No final de Março, sob pressão das autoridades, os imigrantes concentrados em Calais, foram obrigados a instalar-se neste terreno sem quaisquer infra-estruturas, nas proximidades do centro Jules Ferry. Este local de acolhimento aberto em Março de 2015 para 1000 a 1500 pessoas, encontra-se já saturado.

 

As condições de vida nesta “selva autorizada” são absolutamente inéditas na Europa, não respeitando as normas das Nações Unidas - Alto Comissariado das Nações Unidas para os Refugiados (ACNUR) e Organização Mundial de Saúde (OMS): insuficiente acesso a água potável (30 torneiras), reduzido número de casas de banho (20 para 3000 pessoas), alimentação escassa e acesso inadequado a cuidados de saúde. Neste bairro de lata concentram-se homens, mulheres e crianças com o número de pessoas a aumentar todos os dias.

 

O Ministro do Interior de França anunciou na semana passada a realização urgente de obras para organizar o terreno. No entanto, mesmo estes trabalhos parecem insuficientes.

 

A degradação da situação levou ao aumento das tensões e vulnerabilidade das pessoas.

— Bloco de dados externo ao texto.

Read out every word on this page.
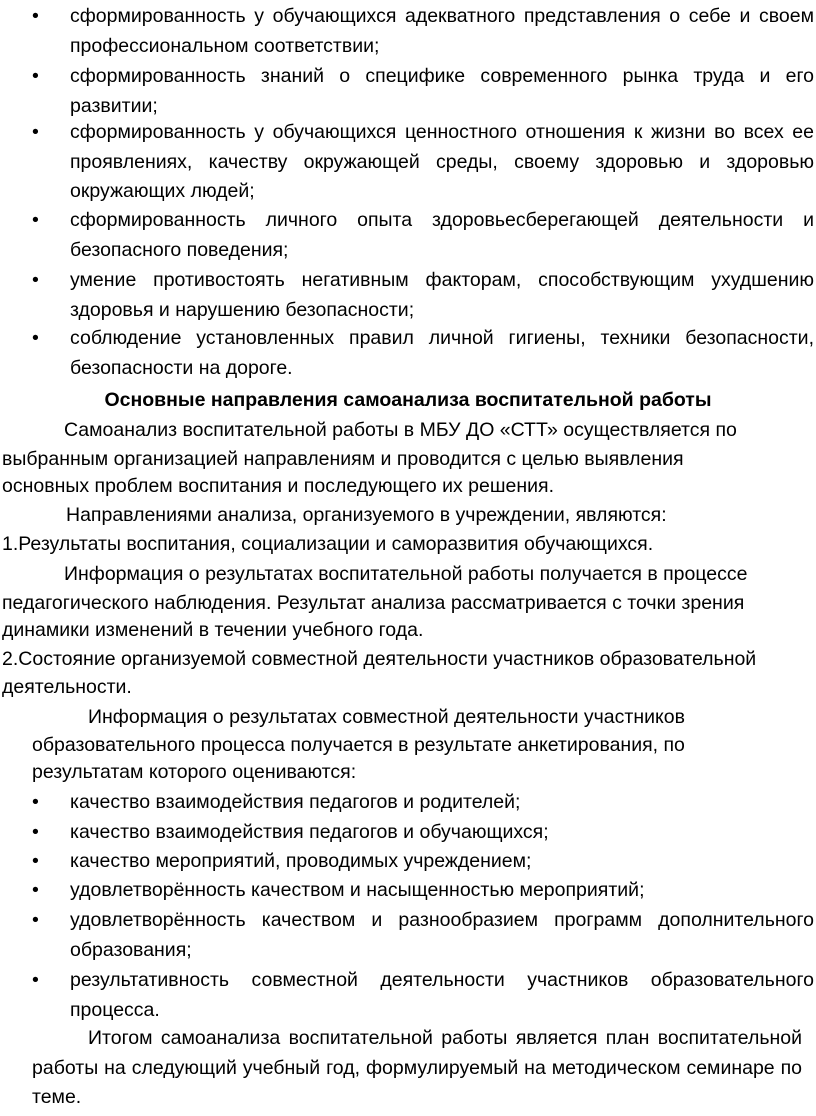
•	сформированность у обучающихся адекватного представления о себе и своем профессиональном соответствии;
•	сформированность знаний о специфике современного рынка труда и его развитии;
•	сформированность у обучающихся ценностного отношения к жизни во всех ее проявлениях, качеству окружающей среды, своему здоровью и здоровью окружающих людей;
•	сформированность личного опыта здоровьесберегающей деятельности и безопасного поведения;
•	умение противостоять негативным факторам, способствующим ухудшению здоровья и нарушению безопасности;
•	соблюдение установленных правил личной гигиены, техники безопасности, безопасности на дороге.
Основные направления самоанализа воспитательной работы
Самоанализ воспитательной работы в МБУ ДО «СТТ» осуществляется по
выбранным организацией направлениям и проводится с целью выявления
основных проблем воспитания и последующего их решения.
Направлениями анализа, организуемого в учреждении, являются:
1.Результаты воспитания, социализации и саморазвития обучающихся.
Информация о результатах воспитательной работы получается в процессе
педагогического наблюдения. Результат анализа рассматривается с точки зрения
динамики изменений в течении учебного года.
2.Состояние организуемой совместной деятельности участников образовательной
деятельности.
Информация о результатах совместной деятельности участников
образовательного процесса получается в результате анкетирования, по
результатам которого оцениваются:
•	качество взаимодействия педагогов и родителей;
•	качество взаимодействия педагогов и обучающихся;
•	качество мероприятий, проводимых учреждением;
•	удовлетворённость качеством и насыщенностью мероприятий;
•	удовлетворённость качеством и разнообразием программ дополнительного образования;
•	результативность совместной деятельности участников образовательного процесса.
Итогом самоанализа воспитательной работы является план воспитательной работы на следующий учебный год, формулируемый на методическом семинаре по теме.
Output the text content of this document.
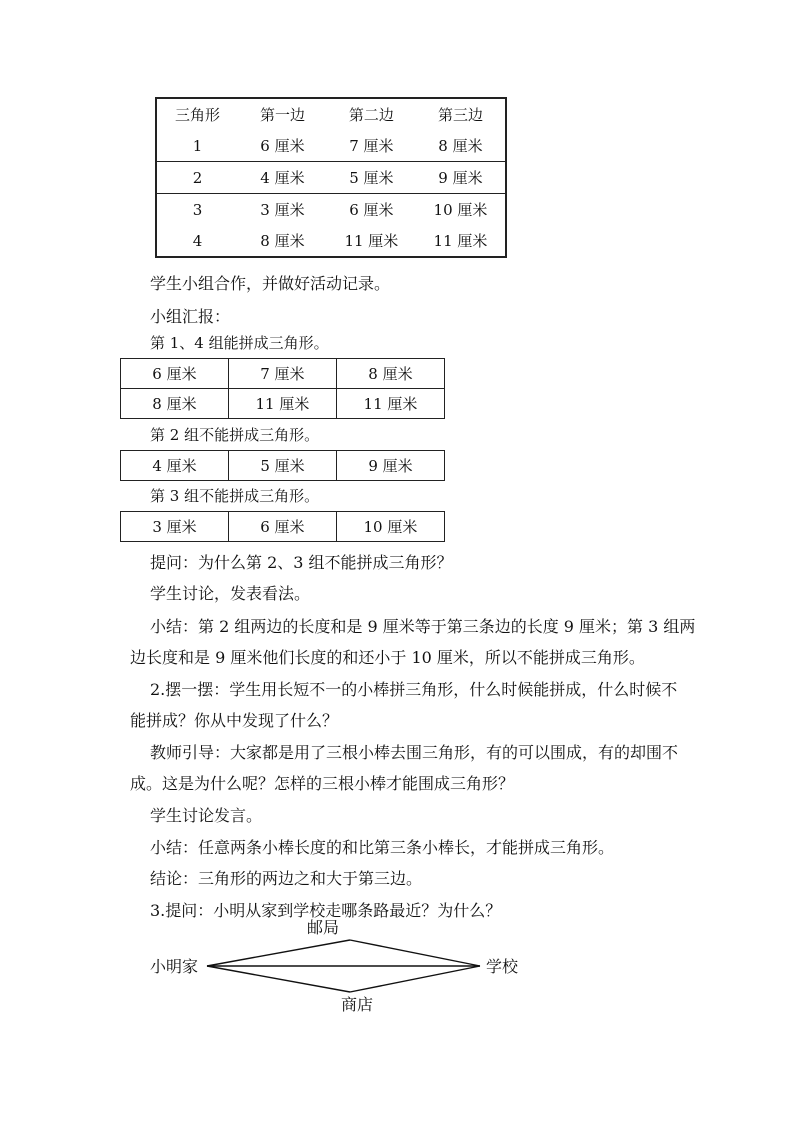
三角形	第一边	第二边	第三边
1	6 厘米	7 厘米	8 厘米
2	4 厘米	5 厘米	9 厘米
3	3 厘米	6 厘米	10 厘米
4	8 厘米	11 厘米	11 厘米
学生小组合作，并做好活动记录。
小组汇报：
第 1、4 组能拼成三角形。
6 厘米	7 厘米	8 厘米
8 厘米	11 厘米	11 厘米
第 2 组不能拼成三角形。
4 厘米	5 厘米	9 厘米
第 3 组不能拼成三角形。
3 厘米	6 厘米	10 厘米
提问：为什么第 2、3 组不能拼成三角形？
学生讨论，发表看法。
小结：第 2 组两边的长度和是 9 厘米等于第三条边的长度 9 厘米；第 3 组两
边长度和是 9 厘米他们长度的和还小于 10 厘米，所以不能拼成三角形。
2.摆一摆：学生用长短不一的小棒拼三角形，什么时候能拼成，什么时候不
能拼成？你从中发现了什么？
教师引导：大家都是用了三根小棒去围三角形，有的可以围成，有的却围不
成。这是为什么呢？怎样的三根小棒才能围成三角形？
学生讨论发言。
小结：任意两条小棒长度的和比第三条小棒长，才能拼成三角形。
结论：三角形的两边之和大于第三边。
3.提问：小明从家到学校走哪条路最近？为什么？
邮局
小明家	学校
商店
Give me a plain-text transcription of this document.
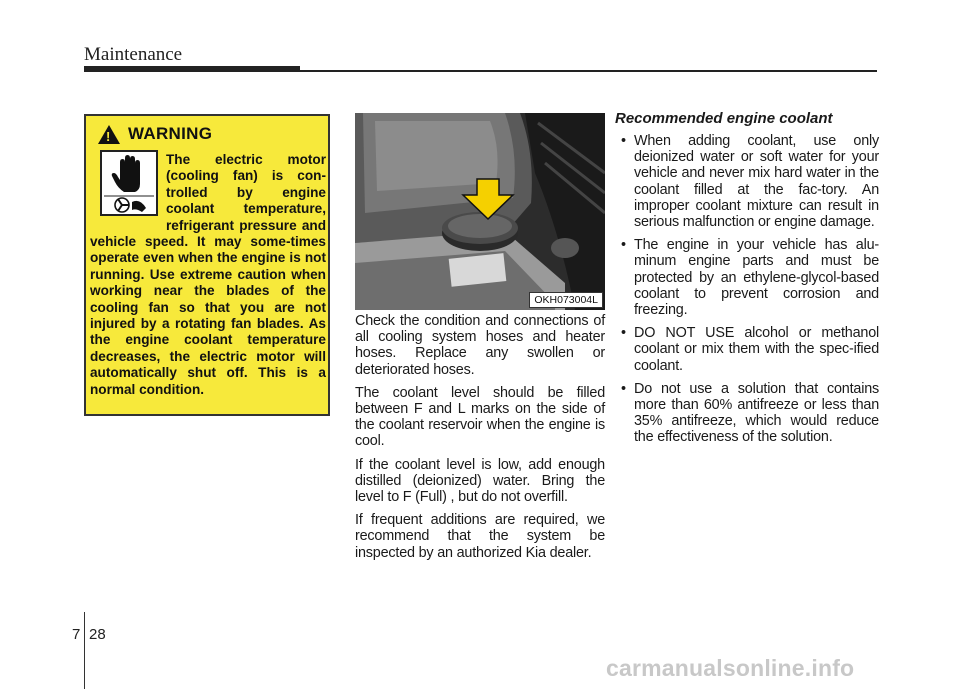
Maintenance
!
WARNING

The electric motor (cooling fan) is con-trolled by engine coolant temperature, refrigerant pressure and vehicle speed. It may some-times operate even when the engine is not running. Use extreme caution when working near the blades of the cooling fan so that you are not injured by a rotating fan blades. As the engine coolant temperature decreases, the electric motor will automatically shut off. This is a normal condition.

OKH073004L

Check the condition and connections of all cooling system hoses and heater hoses. Replace any swollen or deteriorated hoses.

The coolant level should be filled between F and L marks on the side of the coolant reservoir when the engine is cool.

If the coolant level is low, add enough distilled (deionized) water. Bring the level to F (Full) , but do not overfill.

If frequent additions are required, we recommend that the system be inspected by an authorized Kia dealer.

Recommended engine coolant
• When adding coolant, use only deionized water or soft water for your vehicle and never mix hard water in the coolant filled at the fac-tory. An improper coolant mixture can result in serious malfunction or engine damage.
• The engine in your vehicle has alu-minum engine parts and must be protected by an ethylene-glycol-based coolant to prevent corrosion and freezing.
• DO NOT USE alcohol or methanol coolant or mix them with the spec-ified coolant.
• Do not use a solution that contains more than 60% antifreeze or less than 35% antifreeze, which would reduce the effectiveness of the solution.
7 28
carmanualsonline.info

Face a esta situação excepcional, a Médicos do Mundo, através da Delegação Francesa, juntamente com outras quatro Organizações Não-Governamentais (ONG), coloca no terreno as suas competências e meios logísticos habitualmente reservados para situações de guerra ou de catástrofe, de forma a socorrer estas pessoas e chamar à responsabilidade os poderes públicos.

 

A Médicos do Mundo disponibiliza clínicas móveis com consultas de medicina geral e apoio psicológico; a Solidarités International distribui kits de higiene a todas as pessoas do campo, assim como recipientes para armazenar água potável, para além de construir blocos sanitários compostos por espaços de duche e de latrinas; a Secours Catholique Caritas France deslocou uma equipa de emergência, em ligação com voluntários locais, para fornecer recursos e construir, juntamente com os imigrantes, abrigos, cozinhas comunitárias e outras instalações; e a Secours Islamique de França distribui 3000 embalagens de alimentos.

 

As ONG presentes no local defendem um plano urgente por parte das autoridades locais e nacionais que contemple, entre outras situações, alojamento de acordo com as necessidades reais; desmantelamento do acampamento e criação de albergues em várias regiões do país; acções específicas para ajudar os imigrantes a solicitar asilo em França e diminuição da atribuição deste estatuto; para além da revisão da Convenção de Dublin que obriga as pessoas a apresentarem o pedido de asilo no Estado onde deram entrada na União Europeia (UE).

 

Veja aqui a reportagem da Euronews com declarações de Anne Kamel, médica da Delegação Francesa da Médicos do Mundo, que descreve os principais problemas vividos por estes imigrantes.

 

Também a cadeia de televisão norte-americana CNN esteve no local, considerando o acampamento uma “selva”. Assista aqui a esta reportagem com intervenção de Isabelle Bruand, Coordenadora Regional da Delegação Francesa da Médicos do Mundo.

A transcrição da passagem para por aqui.